Looks like I might be moving to SF from LA soon. Will be living in the city. Can someone give me the low-down on the group rides that cater to the racers? Any online resources?

thanks!


----------



## DCTILLER (May 9, 2009)

*city racers*

plenty of teams/clubs based around the city. there used to be an evening ride in gg park ev. tues and thurs. which will hook you up with many racer types. im pretty sure that will have to wait for spring though. depending if you want to go north or south. pen velo is a pretty competitive ride. starts from 92/canada rd. in san mateo, both saturdays and sundays all year long. also in the evenings during the season. lombardis sports has a store in the city and they had a pretty strong road team. good luck.


----------



## mikeyp123 (Mar 9, 2007)

sweet, thanks.. any regular weekday morning rides?


----------



## DCTILLER (May 9, 2009)

*weekday rides*

im sure there are. not the best time of the year to be asking. i wouldnt be surprised if there wasnt a paradise loop ride. im sure there are on the weekends. im sure some of the local racers from sf way will chip in eventually.


----------



## Fogdweller (Mar 26, 2004)

mikeyp123 said:


> sweet, thanks.. any regular weekday morning rides?


There is a group of go-faster types that leaves the south end of the bridge during the week @ 7:30. I see them rolling out on my commute as I come over the bridge.

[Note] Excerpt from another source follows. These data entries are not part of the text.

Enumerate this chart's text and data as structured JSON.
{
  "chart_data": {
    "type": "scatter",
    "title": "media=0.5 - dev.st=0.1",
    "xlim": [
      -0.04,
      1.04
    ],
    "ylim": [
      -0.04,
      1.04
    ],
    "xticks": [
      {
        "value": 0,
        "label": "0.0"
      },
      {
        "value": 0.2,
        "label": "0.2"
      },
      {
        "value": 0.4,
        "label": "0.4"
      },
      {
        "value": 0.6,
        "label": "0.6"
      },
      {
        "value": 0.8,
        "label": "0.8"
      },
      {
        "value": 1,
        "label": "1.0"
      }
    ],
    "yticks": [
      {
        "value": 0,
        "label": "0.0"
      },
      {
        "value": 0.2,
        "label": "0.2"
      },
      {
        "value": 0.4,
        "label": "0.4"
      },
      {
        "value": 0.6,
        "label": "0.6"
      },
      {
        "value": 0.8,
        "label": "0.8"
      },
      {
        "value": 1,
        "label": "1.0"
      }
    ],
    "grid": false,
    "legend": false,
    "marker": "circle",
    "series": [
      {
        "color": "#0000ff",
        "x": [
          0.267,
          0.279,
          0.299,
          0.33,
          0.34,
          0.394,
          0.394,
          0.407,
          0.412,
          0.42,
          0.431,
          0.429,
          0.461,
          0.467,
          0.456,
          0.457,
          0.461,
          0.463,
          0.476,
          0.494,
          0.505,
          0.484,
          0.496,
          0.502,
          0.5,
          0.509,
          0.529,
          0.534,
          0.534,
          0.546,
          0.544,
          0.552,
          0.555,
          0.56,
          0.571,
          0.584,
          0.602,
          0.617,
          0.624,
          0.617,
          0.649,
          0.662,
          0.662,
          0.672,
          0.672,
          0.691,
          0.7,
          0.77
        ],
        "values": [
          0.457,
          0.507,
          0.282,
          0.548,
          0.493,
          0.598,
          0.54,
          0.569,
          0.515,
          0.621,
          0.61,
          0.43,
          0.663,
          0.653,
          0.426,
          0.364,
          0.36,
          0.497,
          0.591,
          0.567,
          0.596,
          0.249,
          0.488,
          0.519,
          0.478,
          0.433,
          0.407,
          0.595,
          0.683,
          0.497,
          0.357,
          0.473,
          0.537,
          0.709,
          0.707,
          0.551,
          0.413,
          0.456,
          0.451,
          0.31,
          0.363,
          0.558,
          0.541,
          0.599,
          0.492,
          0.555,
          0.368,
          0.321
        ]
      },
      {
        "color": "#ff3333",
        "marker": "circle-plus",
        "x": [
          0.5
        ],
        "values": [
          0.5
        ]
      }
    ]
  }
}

Not sure where they ride, probably do a few laps in the Marin Headlands (climber's delight) or Paradise drive but they look like fast company. I know I've seen them Tuesday mornings but they may meet other days.


----------



## orange_bikes (Jun 6, 2007)

Mission Cycling does a couple weekday rides each week. Usually T/Th. Leaves the Mission @ 6:20, Arguello Gate (Presidio) @ 6:45, South end of the bridge @ 6:55 (rolling stop). Its a quickie up to the top of the headlands and then back to Laurel Heights for coffee. Social ride with some fast racer types.

Roasters Ride, 8am Saturday from the south end of the GG bridge. ~80 miles to Pt Reyes and back. A couple very hard climbs if the group is feeling spunky. You need to be the equivalent of a decent Cat 3 to hang.

Lazy Roasters Ride, 8:30-9. Same route as above, but a bit slower and more civilized.

Local race teams with good membership in the city:
Roaring Mouse
Metromint
Dolce Vita (Marin)
Thirsty Bears
Godspeed Courier
Freewheel Bike Shop
Third Pillar (Peninsula)
Pen Velo (Peninsula)


----------